Thursday, November 7, 2013

Putting Your District's Best Foot Forward

Author Kristen Wilke is a Project Manager at Larisa Ortiz Associates. 

Whenever friends come to visit my hometown (see below), I take them on a tour of some of my favorite places. Mostly I bring them to the places off the beaten path - a hard-to-find antique store, the waterfall, my friend's cafe, the independent movie theater - all places that one might not find without an experienced guide. If my friends visited without my carefully curated itinerary, they might have a different experience. Rather than a beautiful town with unique history, charming shops and sightseeing, they might drive in the other direction and find fields and an abundance of gas stations.

As a district manager, you most likely have a similar challenge. You know your district is great (even if the streetscape or the business mix has a few challenges), but not everyone will have a seasoned tour guide to help them get their bearings. When visitors don't have anyone to show them the way, or don't know what to look for, they may leave with a negative first impression. On top of that, even before visitors see your district, they most likely have done a little research on their own. They've read through reviews online to find businesses, or if they're coming from further away, may have gotten ahold of a guide book. These resources aren't necessarily telling the right story.
Since you can't be everyone's tour guide, here are a few ideas for helping to put your district's best foot forward:

Work with businesses to remind shoppers or diners to write positive reviews (on Yelp, or any other sites that people turn to for reviews in your city) if they had a good experience. Try to build positive feedback and debunk the negative. In New Rochelle, New York, our firm worked with the local Business Improvement District to do an “online optimization”, where we helped the BID correct and update information about the area and local businesses (on local travel websites Yelp, TripAdvisor, etc). We also recommended that the BID work with restaurants to encourage diners to write about their positive experiences on Yelp by putting small postcards reminders in with the check.

Scan what the guidebooks are saying about your district. Did they leave something out? Are they presenting it in a negative light? I once worked in a community where a popular guidebook dismissed one retail corridor entirely, advising shoppers not to waste their time. When I saw that, I emailed the editor about all of the great things they must have missed. Today (though admittedly this could have had little to do with my email) the corridor's description is much more positive. You are the local expert, so make sure publications have information to tell the right story about your district. 
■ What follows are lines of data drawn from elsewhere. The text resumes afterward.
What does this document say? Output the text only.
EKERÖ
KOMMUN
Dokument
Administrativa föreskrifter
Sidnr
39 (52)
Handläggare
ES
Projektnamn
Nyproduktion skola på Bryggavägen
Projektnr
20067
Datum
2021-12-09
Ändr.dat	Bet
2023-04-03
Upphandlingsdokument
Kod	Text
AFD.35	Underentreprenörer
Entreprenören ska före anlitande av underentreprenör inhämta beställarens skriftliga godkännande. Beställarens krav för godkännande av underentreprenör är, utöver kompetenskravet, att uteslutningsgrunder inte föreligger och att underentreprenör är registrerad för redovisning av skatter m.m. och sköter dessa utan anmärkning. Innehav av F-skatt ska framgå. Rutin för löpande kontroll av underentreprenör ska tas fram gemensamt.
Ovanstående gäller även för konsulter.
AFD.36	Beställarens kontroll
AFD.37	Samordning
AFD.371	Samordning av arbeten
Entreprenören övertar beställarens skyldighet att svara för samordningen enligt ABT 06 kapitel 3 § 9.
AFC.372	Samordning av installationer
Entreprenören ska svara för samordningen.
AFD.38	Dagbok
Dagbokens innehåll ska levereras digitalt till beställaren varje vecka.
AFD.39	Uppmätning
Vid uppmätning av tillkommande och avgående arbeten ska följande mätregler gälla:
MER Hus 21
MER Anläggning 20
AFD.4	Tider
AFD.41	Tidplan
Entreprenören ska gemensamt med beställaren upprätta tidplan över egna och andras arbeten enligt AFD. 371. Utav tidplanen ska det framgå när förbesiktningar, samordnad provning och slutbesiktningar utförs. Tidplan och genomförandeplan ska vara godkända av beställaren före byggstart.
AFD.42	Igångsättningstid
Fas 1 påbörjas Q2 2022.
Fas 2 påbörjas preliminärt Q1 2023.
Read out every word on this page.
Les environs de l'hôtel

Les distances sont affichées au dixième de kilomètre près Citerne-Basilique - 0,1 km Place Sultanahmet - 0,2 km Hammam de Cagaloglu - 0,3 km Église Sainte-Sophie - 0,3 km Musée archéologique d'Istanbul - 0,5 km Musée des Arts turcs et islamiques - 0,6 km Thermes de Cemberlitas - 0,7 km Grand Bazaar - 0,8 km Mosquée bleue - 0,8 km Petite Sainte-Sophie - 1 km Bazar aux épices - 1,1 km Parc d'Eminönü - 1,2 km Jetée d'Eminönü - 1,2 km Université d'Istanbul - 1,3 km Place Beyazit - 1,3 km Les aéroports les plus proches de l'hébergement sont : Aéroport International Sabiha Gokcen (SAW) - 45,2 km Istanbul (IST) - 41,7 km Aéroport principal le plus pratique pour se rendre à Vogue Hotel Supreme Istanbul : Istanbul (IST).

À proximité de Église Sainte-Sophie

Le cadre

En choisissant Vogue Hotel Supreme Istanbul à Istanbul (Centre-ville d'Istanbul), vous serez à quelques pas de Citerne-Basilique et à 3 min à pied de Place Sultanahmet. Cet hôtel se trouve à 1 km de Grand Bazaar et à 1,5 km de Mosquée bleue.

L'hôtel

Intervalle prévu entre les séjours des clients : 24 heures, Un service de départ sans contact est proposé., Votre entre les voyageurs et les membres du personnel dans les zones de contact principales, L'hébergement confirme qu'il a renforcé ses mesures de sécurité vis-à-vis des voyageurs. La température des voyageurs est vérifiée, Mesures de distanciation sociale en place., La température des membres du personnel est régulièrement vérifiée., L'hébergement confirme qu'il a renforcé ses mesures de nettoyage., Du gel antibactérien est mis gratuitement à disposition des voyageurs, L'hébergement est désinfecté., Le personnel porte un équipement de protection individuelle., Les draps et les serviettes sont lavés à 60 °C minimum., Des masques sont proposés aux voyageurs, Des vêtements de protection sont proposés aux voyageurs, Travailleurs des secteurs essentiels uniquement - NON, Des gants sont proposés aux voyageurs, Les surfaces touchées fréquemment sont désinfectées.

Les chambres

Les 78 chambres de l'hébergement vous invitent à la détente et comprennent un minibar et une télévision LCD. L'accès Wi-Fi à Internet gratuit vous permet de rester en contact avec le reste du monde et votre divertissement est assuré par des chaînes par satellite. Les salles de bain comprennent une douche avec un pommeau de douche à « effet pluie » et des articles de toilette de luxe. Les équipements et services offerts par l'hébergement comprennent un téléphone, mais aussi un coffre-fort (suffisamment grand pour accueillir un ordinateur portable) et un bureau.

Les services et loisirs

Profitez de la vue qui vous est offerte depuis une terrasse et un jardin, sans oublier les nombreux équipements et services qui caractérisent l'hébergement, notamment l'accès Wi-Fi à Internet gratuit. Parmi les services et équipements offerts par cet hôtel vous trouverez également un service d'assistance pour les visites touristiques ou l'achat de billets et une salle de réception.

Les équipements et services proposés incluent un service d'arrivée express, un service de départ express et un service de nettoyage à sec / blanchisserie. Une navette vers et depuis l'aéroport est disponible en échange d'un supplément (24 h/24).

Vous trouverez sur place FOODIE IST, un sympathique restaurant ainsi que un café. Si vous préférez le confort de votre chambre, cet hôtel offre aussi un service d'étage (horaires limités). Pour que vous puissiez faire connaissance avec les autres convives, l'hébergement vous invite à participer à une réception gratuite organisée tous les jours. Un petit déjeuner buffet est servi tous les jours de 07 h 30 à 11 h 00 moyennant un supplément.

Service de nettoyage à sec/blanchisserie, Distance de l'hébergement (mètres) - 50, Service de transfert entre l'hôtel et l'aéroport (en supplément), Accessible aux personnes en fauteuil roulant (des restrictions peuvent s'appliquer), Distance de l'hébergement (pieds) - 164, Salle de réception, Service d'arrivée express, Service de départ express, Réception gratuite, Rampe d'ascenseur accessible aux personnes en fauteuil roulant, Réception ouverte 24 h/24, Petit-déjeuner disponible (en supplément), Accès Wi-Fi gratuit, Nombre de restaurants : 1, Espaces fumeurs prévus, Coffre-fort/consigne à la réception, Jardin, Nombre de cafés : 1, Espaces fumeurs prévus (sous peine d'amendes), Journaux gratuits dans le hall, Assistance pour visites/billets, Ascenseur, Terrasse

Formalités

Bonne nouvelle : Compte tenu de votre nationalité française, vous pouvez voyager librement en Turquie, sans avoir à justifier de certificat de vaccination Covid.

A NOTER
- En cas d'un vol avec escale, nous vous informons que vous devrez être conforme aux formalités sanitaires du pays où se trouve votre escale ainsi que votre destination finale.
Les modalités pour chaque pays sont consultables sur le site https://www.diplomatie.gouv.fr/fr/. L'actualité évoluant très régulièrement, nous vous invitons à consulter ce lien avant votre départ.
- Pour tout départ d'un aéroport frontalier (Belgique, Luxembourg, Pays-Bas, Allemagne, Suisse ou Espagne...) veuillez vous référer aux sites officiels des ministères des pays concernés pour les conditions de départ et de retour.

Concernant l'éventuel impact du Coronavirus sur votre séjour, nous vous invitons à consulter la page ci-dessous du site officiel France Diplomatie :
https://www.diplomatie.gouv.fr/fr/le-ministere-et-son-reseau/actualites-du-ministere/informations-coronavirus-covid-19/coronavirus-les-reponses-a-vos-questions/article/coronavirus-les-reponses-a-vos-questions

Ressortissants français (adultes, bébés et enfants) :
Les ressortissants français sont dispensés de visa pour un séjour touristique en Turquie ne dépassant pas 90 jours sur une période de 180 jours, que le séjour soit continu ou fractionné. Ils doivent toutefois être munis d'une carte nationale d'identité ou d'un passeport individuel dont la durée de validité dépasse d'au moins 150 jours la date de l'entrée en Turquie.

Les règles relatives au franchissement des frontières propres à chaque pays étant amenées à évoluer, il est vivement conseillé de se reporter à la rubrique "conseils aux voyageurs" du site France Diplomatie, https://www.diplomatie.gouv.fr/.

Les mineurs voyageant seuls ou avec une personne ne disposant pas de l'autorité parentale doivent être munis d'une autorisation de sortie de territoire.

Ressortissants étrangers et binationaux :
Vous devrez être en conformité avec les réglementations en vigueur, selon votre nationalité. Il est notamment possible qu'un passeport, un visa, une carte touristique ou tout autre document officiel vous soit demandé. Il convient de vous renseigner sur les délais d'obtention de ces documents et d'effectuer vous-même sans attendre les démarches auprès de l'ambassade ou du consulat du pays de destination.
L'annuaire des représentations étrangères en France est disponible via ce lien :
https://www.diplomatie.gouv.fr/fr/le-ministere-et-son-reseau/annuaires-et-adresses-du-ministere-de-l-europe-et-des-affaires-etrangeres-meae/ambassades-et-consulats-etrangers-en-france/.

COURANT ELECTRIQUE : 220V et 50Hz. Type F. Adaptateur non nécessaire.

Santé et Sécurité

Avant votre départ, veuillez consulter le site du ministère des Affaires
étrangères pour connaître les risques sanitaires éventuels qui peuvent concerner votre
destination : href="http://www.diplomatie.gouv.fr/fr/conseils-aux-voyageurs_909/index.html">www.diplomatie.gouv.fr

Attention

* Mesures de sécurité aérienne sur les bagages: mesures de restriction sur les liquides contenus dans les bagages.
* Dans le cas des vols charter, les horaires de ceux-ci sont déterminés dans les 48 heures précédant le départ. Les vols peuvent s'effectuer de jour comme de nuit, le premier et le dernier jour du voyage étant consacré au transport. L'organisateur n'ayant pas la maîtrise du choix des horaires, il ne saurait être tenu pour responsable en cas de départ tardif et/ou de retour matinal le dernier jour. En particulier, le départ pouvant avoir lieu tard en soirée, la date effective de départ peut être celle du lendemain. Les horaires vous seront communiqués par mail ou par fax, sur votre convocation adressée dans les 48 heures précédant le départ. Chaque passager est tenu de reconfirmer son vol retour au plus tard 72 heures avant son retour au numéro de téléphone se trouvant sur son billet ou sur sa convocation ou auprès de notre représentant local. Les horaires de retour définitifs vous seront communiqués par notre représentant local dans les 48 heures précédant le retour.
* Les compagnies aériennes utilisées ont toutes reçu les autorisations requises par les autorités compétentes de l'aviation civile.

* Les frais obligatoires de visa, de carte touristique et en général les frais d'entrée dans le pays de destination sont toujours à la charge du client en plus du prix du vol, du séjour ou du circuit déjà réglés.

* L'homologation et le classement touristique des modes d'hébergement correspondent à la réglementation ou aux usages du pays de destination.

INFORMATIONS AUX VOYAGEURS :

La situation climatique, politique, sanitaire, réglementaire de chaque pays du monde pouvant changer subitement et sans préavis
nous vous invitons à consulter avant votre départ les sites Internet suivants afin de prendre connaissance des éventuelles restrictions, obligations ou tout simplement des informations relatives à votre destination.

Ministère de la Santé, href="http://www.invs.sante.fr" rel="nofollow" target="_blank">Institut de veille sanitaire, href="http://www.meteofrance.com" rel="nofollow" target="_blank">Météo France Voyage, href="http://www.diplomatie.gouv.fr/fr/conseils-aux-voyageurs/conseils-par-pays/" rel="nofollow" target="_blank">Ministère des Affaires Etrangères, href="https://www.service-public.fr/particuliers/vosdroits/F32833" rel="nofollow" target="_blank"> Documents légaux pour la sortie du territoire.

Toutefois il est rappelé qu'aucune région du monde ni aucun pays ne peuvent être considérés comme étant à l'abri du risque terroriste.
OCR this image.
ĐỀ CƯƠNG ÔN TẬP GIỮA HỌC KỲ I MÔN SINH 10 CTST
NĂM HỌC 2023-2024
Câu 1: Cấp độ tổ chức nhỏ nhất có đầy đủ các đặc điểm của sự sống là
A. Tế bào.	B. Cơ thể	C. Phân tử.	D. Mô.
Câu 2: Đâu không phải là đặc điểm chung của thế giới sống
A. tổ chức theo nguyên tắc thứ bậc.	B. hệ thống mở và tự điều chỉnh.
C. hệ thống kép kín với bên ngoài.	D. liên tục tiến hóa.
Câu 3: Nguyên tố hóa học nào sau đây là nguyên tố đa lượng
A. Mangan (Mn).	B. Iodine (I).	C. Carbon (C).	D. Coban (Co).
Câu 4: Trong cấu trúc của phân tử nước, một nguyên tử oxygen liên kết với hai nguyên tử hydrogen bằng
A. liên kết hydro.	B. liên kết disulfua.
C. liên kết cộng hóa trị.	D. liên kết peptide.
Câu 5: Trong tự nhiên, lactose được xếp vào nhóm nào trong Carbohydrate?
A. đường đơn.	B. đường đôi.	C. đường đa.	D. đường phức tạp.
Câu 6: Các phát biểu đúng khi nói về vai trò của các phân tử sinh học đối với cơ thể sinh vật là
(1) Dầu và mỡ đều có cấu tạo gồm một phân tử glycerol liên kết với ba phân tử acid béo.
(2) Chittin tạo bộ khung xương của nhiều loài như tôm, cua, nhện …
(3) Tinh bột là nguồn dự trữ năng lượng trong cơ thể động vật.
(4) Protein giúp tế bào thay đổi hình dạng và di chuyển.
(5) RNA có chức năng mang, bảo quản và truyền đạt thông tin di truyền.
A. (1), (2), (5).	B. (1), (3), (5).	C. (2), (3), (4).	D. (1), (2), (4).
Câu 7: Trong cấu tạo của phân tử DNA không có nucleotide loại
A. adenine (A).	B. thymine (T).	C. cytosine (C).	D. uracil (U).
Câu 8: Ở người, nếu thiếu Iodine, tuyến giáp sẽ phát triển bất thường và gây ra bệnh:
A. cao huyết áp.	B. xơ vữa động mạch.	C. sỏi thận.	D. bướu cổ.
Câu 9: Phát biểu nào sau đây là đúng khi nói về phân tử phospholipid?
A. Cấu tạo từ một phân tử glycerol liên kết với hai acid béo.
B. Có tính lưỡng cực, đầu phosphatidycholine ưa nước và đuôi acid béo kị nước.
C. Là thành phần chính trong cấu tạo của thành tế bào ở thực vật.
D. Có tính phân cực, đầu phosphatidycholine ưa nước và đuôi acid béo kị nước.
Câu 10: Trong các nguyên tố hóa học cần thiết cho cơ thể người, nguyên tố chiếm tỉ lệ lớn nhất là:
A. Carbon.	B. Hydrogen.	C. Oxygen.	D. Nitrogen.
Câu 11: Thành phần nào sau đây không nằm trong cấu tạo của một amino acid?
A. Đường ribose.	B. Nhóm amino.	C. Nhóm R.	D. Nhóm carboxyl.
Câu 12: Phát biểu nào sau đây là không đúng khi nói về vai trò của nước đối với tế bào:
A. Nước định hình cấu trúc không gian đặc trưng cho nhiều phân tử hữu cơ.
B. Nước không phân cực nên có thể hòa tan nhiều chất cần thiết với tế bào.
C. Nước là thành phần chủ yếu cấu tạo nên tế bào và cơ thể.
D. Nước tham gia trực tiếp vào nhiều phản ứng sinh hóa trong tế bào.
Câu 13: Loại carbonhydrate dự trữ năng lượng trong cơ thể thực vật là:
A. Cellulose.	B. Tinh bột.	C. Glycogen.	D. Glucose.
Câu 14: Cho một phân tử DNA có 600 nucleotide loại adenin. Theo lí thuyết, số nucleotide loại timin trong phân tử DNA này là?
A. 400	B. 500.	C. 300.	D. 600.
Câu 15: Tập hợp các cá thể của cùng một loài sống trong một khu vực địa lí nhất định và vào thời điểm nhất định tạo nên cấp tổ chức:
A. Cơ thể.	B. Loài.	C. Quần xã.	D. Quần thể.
- Last week I wrote about taking real estate brokers on a tour of your district so that they can then tell the right story to the retail tenants they represent. If you missed it, take a look at it here

- Control the message by writing a neighborhood profile and posting it (everywhere). Some ideas:
  • Wikipedia
  • Travel websites
  • Local real estate blogs and databases
  • Yelp
The most important thing is that all of this is rooted in facts. Don't write that your community is a happening destination for shopping and dining if your stores are primarily convenience-oriented - misled visitors won't come back. 

Here is a tool that I like to use when thinking about how to tell a neighborhood's story (click for a larger version): 

This graphic is included in a guide called, Branding Your City by CEOs for Cities. The whole report is definitely worth a read.

Here is how we used it to think about a community we worked with recently:

It is helpful for taking what may be someone's negative first impression, and putting it in a different light. Try thinking about your district in this way. It will help to craft your message in a way that reshapes negative perceptions and promotes an identity that is rooted in reality.